Covariance and Correlation

Covariance measures how two variables vary in tandem from their means.

For example, let's say we work for an e-commerce company, and they are interested in finding a correlation between page speed (how fast each web page renders for a customer) and how much a customer spends.

numpy offers covariance methods, but we'll do it the "hard way" to show what happens under the hood. Basically we treat each variable as a vector of deviations from the mean, and compute the "dot product" of both vectors. Geometrically this can be thought of as the angle between the two vectors in a high-dimensional space, but you can just think of it as a measure of similarity between the two variables.

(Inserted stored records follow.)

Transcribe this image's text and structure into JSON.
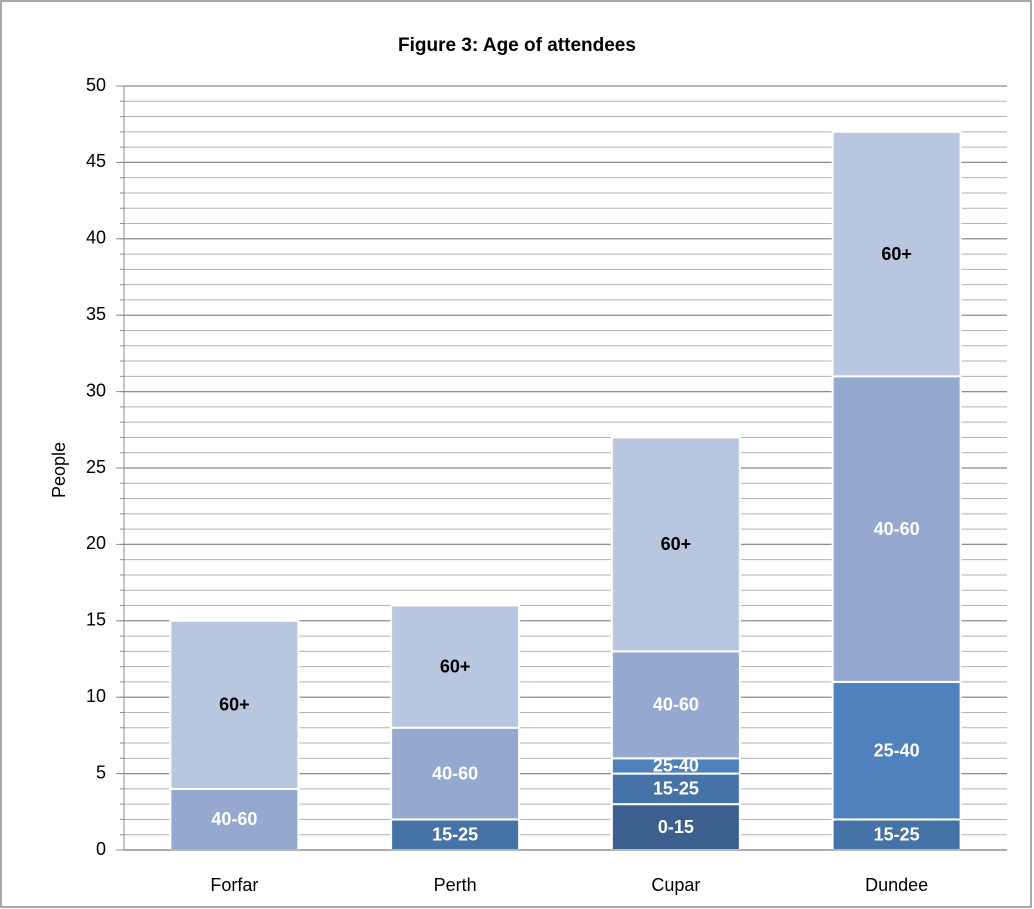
{
  "chart_data": {
    "type": "stacked_bar",
    "title": "Figure 3: Age of attendees",
    "y_label": "People",
    "categories": [
      "Forfar",
      "Perth",
      "Cupar",
      "Dundee"
    ],
    "series": [
      {
        "name": "0-15",
        "color": "#3b5f8f",
        "label_color": "#ffffff",
        "values": [
          0,
          0,
          3,
          0
        ]
      },
      {
        "name": "15-25",
        "color": "#4572a7",
        "label_color": "#ffffff",
        "values": [
          0,
          2,
          2,
          2
        ]
      },
      {
        "name": "25-40",
        "color": "#4f81bd",
        "label_color": "#ffffff",
        "values": [
          0,
          0,
          1,
          9
        ]
      },
      {
        "name": "40-60",
        "color": "#95a9d0",
        "label_color": "#ffffff",
        "values": [
          4,
          6,
          7,
          20
        ]
      },
      {
        "name": "60+",
        "color": "#b9c6e0",
        "label_color": "#000000",
        "values": [
          11,
          8,
          14,
          16
        ]
      }
    ],
    "ylim": [
      0,
      50
    ],
    "yticks": [
      0,
      5,
      10,
      15,
      20,
      25,
      30,
      35,
      40,
      45,
      50
    ],
    "yminor_step": 1,
    "grid": true
  }
}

First, let's just make page speed and purchase amount totally random and independent of each other; a very small covariance will result as there is no real correlation:


In [1]:
%matplotlib inline

import numpy as np
from pylab import *

def de_mean(x):
    xmean = mean(x)
    return [xi - xmean for xi in x]

def covariance(x, y):
    n = len(x)
    return dot(de_mean(x), de_mean(y)) / (n-1)

pageSpeeds = np.random.normal(3.0, 1.0, 1000)
purchaseAmount = np.random.normal(50.0, 10.0, 1000)

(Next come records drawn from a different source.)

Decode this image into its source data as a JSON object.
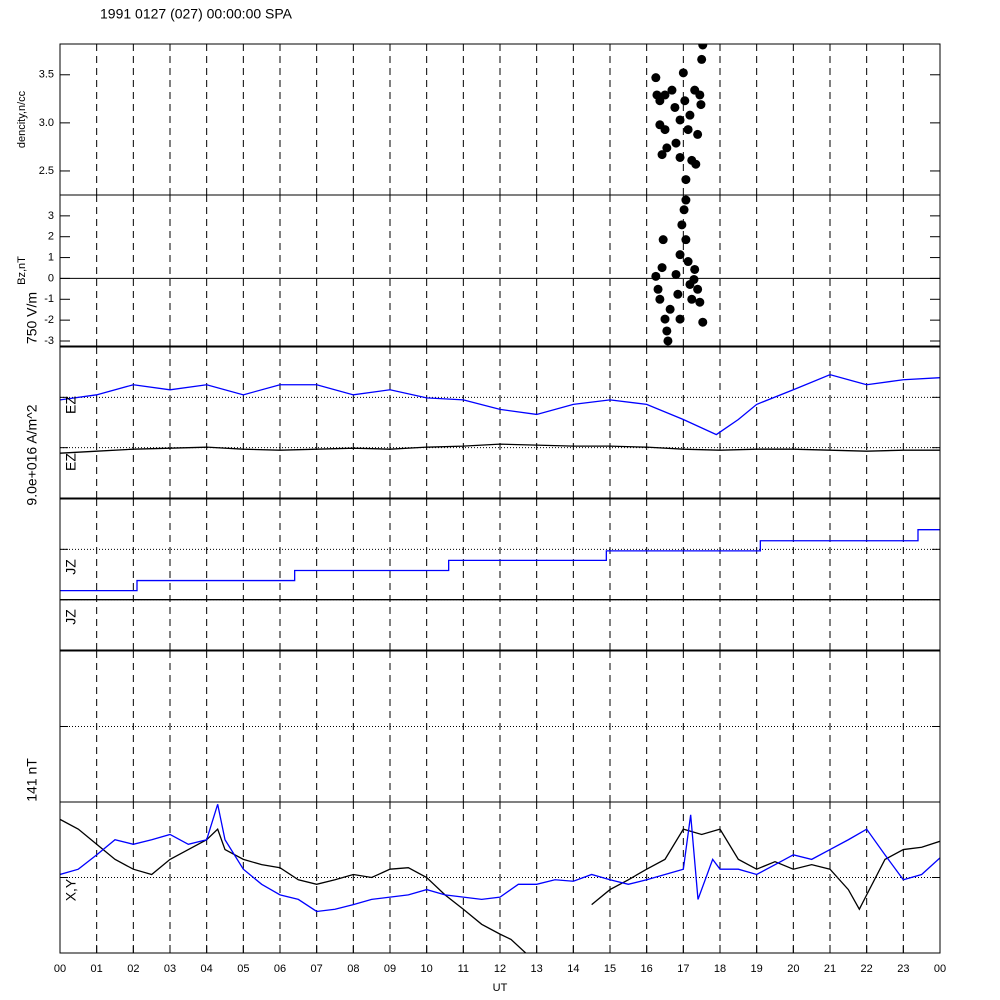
{
  "chart_data": [
    {
      "type": "scatter",
      "title": "1991 0127 (027) 00:00:00 SPA",
      "ylabel": "dencity,n/cc",
      "color": "#000000",
      "xlim": [
        0,
        24
      ],
      "ylim": [
        2.25,
        3.82
      ],
      "yticks": [
        2.5,
        {
          "value": 3,
          "label": "3.0"
        },
        3.5
      ],
      "x": [
        16.25,
        16.28,
        16.36,
        16.5,
        16.36,
        16.5,
        16.42,
        16.55,
        16.77,
        16.91,
        17.0,
        17.04,
        17.13,
        17.18,
        17.23,
        16.91,
        17.07,
        17.34,
        17.39,
        17.45,
        17.5,
        17.53,
        17.48,
        17.31,
        16.69,
        16.8
      ],
      "values": [
        3.47,
        3.29,
        3.23,
        3.29,
        2.98,
        2.93,
        2.67,
        2.74,
        3.16,
        3.03,
        3.52,
        3.23,
        2.93,
        3.08,
        2.61,
        2.64,
        2.41,
        2.57,
        2.88,
        3.29,
        3.66,
        3.81,
        3.19,
        3.34,
        3.34,
        2.79
      ]
    },
    {
      "type": "scatter",
      "ylabel": "Bz,nT",
      "color": "#000000",
      "zero_line": true,
      "xlim": [
        0,
        24
      ],
      "ylim": [
        -3.24,
        4.0
      ],
      "yticks": [
        -3,
        -2,
        -1,
        0,
        1,
        2,
        3
      ],
      "x": [
        16.25,
        16.31,
        16.36,
        16.42,
        16.45,
        16.5,
        16.55,
        16.58,
        16.64,
        16.91,
        16.85,
        16.91,
        16.96,
        17.02,
        17.07,
        17.13,
        17.18,
        17.23,
        17.31,
        17.39,
        17.45,
        17.53,
        17.29,
        17.07,
        16.8
      ],
      "values": [
        0.1,
        -0.52,
        -1.0,
        0.52,
        1.86,
        -1.95,
        -2.52,
        -3.0,
        -1.48,
        -1.95,
        -0.76,
        1.14,
        2.57,
        3.29,
        1.86,
        0.81,
        -0.29,
        -1.0,
        0.43,
        -0.52,
        -1.14,
        -2.1,
        -0.05,
        3.76,
        0.19
      ]
    },
    {
      "type": "line",
      "unit_label": "750 V/m",
      "xlim": [
        0,
        24
      ],
      "ylim": [
        -1.5,
        1.5
      ],
      "dotted_lines": [
        0.5,
        -0.5
      ],
      "series": [
        {
          "name": "EZ",
          "color": "#0000ff",
          "x": [
            0,
            1,
            2,
            3,
            4,
            5,
            6,
            7,
            8,
            9,
            10,
            11,
            12,
            13,
            14,
            15,
            16,
            17,
            17.9,
            18.5,
            19,
            20,
            21,
            22,
            23,
            24
          ],
          "values": [
            0.45,
            0.55,
            0.75,
            0.65,
            0.75,
            0.55,
            0.75,
            0.75,
            0.55,
            0.65,
            0.49,
            0.45,
            0.26,
            0.16,
            0.36,
            0.45,
            0.36,
            0.06,
            -0.24,
            0.06,
            0.36,
            0.65,
            0.95,
            0.75,
            0.85,
            0.89
          ]
        },
        {
          "name": "EZ",
          "color": "#000000",
          "x": [
            0,
            1,
            2,
            3,
            4,
            5,
            6,
            7,
            8,
            9,
            10,
            11,
            12,
            13,
            14,
            15,
            16,
            17,
            18,
            19,
            20,
            21,
            22,
            23,
            24
          ],
          "values": [
            -0.61,
            -0.57,
            -0.53,
            -0.51,
            -0.49,
            -0.53,
            -0.55,
            -0.53,
            -0.51,
            -0.53,
            -0.49,
            -0.47,
            -0.43,
            -0.45,
            -0.47,
            -0.47,
            -0.49,
            -0.53,
            -0.55,
            -0.53,
            -0.53,
            -0.55,
            -0.57,
            -0.55,
            -0.55
          ]
        }
      ]
    },
    {
      "type": "step",
      "unit_label": "9.0e+016 A/m^2",
      "xlim": [
        0,
        24
      ],
      "ylim": [
        -1.5,
        1.5
      ],
      "dotted_lines": [
        0.5,
        -0.5
      ],
      "series": [
        {
          "name": "JZ",
          "color": "#0000ff",
          "x": [
            0,
            2.1,
            6.4,
            10.6,
            14.9,
            19.1,
            23.4
          ],
          "values": [
            -0.32,
            -0.12,
            0.08,
            0.28,
            0.47,
            0.67,
            0.89
          ]
        },
        {
          "name": "JZ",
          "color": "#000000",
          "x": [
            0
          ],
          "values": [
            -0.5
          ]
        }
      ]
    },
    {
      "type": "line",
      "xlim": [
        0,
        24
      ],
      "ylim": [
        -1,
        1
      ],
      "dotted_lines": [
        0
      ],
      "series": []
    },
    {
      "type": "line",
      "unit_label": "141 nT",
      "series_label": "X,Y",
      "xlabel": "UT",
      "xlim": [
        0,
        24
      ],
      "ylim": [
        -1,
        1
      ],
      "dotted_lines": [
        0
      ],
      "xticks": [
        {
          "value": 0,
          "label": "00"
        },
        {
          "value": 1,
          "label": "01"
        },
        {
          "value": 2,
          "label": "02"
        },
        {
          "value": 3,
          "label": "03"
        },
        {
          "value": 4,
          "label": "04"
        },
        {
          "value": 5,
          "label": "05"
        },
        {
          "value": 6,
          "label": "06"
        },
        {
          "value": 7,
          "label": "07"
        },
        {
          "value": 8,
          "label": "08"
        },
        {
          "value": 9,
          "label": "09"
        },
        {
          "value": 10,
          "label": "10"
        },
        {
          "value": 11,
          "label": "11"
        },
        {
          "value": 12,
          "label": "12"
        },
        {
          "value": 13,
          "label": "13"
        },
        {
          "value": 14,
          "label": "14"
        },
        {
          "value": 15,
          "label": "15"
        },
        {
          "value": 16,
          "label": "16"
        },
        {
          "value": 17,
          "label": "17"
        },
        {
          "value": 18,
          "label": "18"
        },
        {
          "value": 19,
          "label": "19"
        },
        {
          "value": 20,
          "label": "20"
        },
        {
          "value": 21,
          "label": "21"
        },
        {
          "value": 22,
          "label": "22"
        },
        {
          "value": 23,
          "label": "23"
        },
        {
          "value": 24,
          "label": "00"
        }
      ],
      "series": [
        {
          "color": "#000000",
          "x": [
            0,
            0.5,
            1,
            1.5,
            2,
            2.5,
            3,
            3.5,
            4,
            4.3,
            4.5,
            5,
            5.5,
            6,
            6.5,
            7,
            7.5,
            8,
            8.5,
            9,
            9.5,
            10,
            10.5,
            11,
            11.5,
            12,
            12.3,
            12.7,
            13.5,
            14.5,
            15,
            15.5,
            16,
            16.5,
            17,
            17.5,
            18,
            18.5,
            19,
            19.5,
            20,
            20.5,
            21,
            21.5,
            21.8,
            22,
            22.5,
            23,
            23.5,
            24
          ],
          "values": [
            0.77,
            0.64,
            0.44,
            0.24,
            0.11,
            0.04,
            0.24,
            0.37,
            0.5,
            0.64,
            0.37,
            0.24,
            0.17,
            0.13,
            -0.03,
            -0.09,
            -0.03,
            0.04,
            0,
            0.11,
            0.13,
            0,
            -0.23,
            -0.42,
            -0.62,
            -0.75,
            -0.82,
            -1.0,
            null,
            -0.36,
            -0.16,
            -0.03,
            0.11,
            0.24,
            0.64,
            0.57,
            0.64,
            0.24,
            0.11,
            0.21,
            0.11,
            0.17,
            0.11,
            -0.16,
            -0.42,
            -0.23,
            0.24,
            0.37,
            0.4,
            0.48
          ]
        },
        {
          "color": "#0000ff",
          "x": [
            0,
            0.5,
            1,
            1.5,
            2,
            2.5,
            3,
            3.5,
            4,
            4.3,
            4.5,
            5,
            5.5,
            6,
            6.5,
            7,
            7.5,
            8,
            8.5,
            9,
            9.5,
            10,
            10.5,
            11,
            11.5,
            12,
            12.5,
            13,
            13.5,
            14,
            14.5,
            15,
            15.5,
            16,
            16.5,
            17,
            17.2,
            17.4,
            17.8,
            18,
            18.5,
            19,
            19.5,
            20,
            20.5,
            21,
            21.5,
            22,
            22.5,
            23,
            23.5,
            24
          ],
          "values": [
            0.04,
            0.11,
            0.3,
            0.5,
            0.44,
            0.5,
            0.57,
            0.44,
            0.5,
            0.97,
            0.5,
            0.11,
            -0.09,
            -0.23,
            -0.29,
            -0.45,
            -0.42,
            -0.36,
            -0.29,
            -0.26,
            -0.23,
            -0.16,
            -0.23,
            -0.26,
            -0.29,
            -0.26,
            -0.09,
            -0.09,
            -0.03,
            -0.05,
            0.04,
            -0.03,
            -0.09,
            -0.03,
            0.04,
            0.11,
            0.83,
            -0.29,
            0.24,
            0.11,
            0.11,
            0.04,
            0.17,
            0.3,
            0.24,
            0.37,
            0.5,
            0.64,
            0.3,
            -0.03,
            0.04,
            0.26
          ]
        }
      ]
    }
  ]
}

scatter(pageSpeeds, purchaseAmount)

covariance (pageSpeeds, purchaseAmount)


Out[1]:
-0.52925537535873524

Now we'll make our fabricated purchase amounts an actual function of page speed, making a very real correlation. The negative value indicates an inverse relationship; pages that render in less time result in more money spent:


In [2]:
purchaseAmount = np.random.normal(50.0, 10.0, 1000) / pageSpeeds

scatter(pageSpeeds, purchaseAmount)

covariance (pageSpeeds, purchaseAmount)


Out[2]:
-11.312423794287247

But, what does this value mean? Covariance is sensitive to the units used in the variables, which makes it difficult to interpret. Correlation normalizes everything by their standard deviations, giving you an easier to understand value that ranges from -1 (for a perfect inverse correlation) to 1 (for a perfect positive correlation):


In [3]:
def correlation(x, y):
    stddevx = x.std()
    stddevy = y.std()
    return covariance(x,y) / stddevx / stddevy  #In real life you'd check for divide by zero here

correlation(pageSpeeds, purchaseAmount)


Out[3]:
-0.46775563114087165

numpy can do all this for you with numpy.corrcoef. It returns a matrix of the correlation coefficients between every combination of the arrays passed in:


In [4]:
np.corrcoef(pageSpeeds, purchaseAmount)


Out[4]:
array([[ 1.        , -0.46728788],
       [-0.46728788,  1.        ]])

(It doesn't match exactly just due to the math precision available on a computer.)

We can force a perfect correlation by fabricating a totally linear relationship (again, it's not exactly -1 just due to precision errors, but it's close enough to tell us there's a really good correlation here):


In [5]:
purchaseAmount = 100 - pageSpeeds * 3

scatter(pageSpeeds, purchaseAmount)

correlation (pageSpeeds, purchaseAmount)


Out[5]:
-1.0010010010010013

Remember, correlation does not imply causality!

Activity

numpy also has a numpy.cov function that can compute Covariance for you. Try using it for the pageSpeeds and purchaseAmounts data above. Interpret its results, and compare it to the results from our own covariance function above.


In [ ]: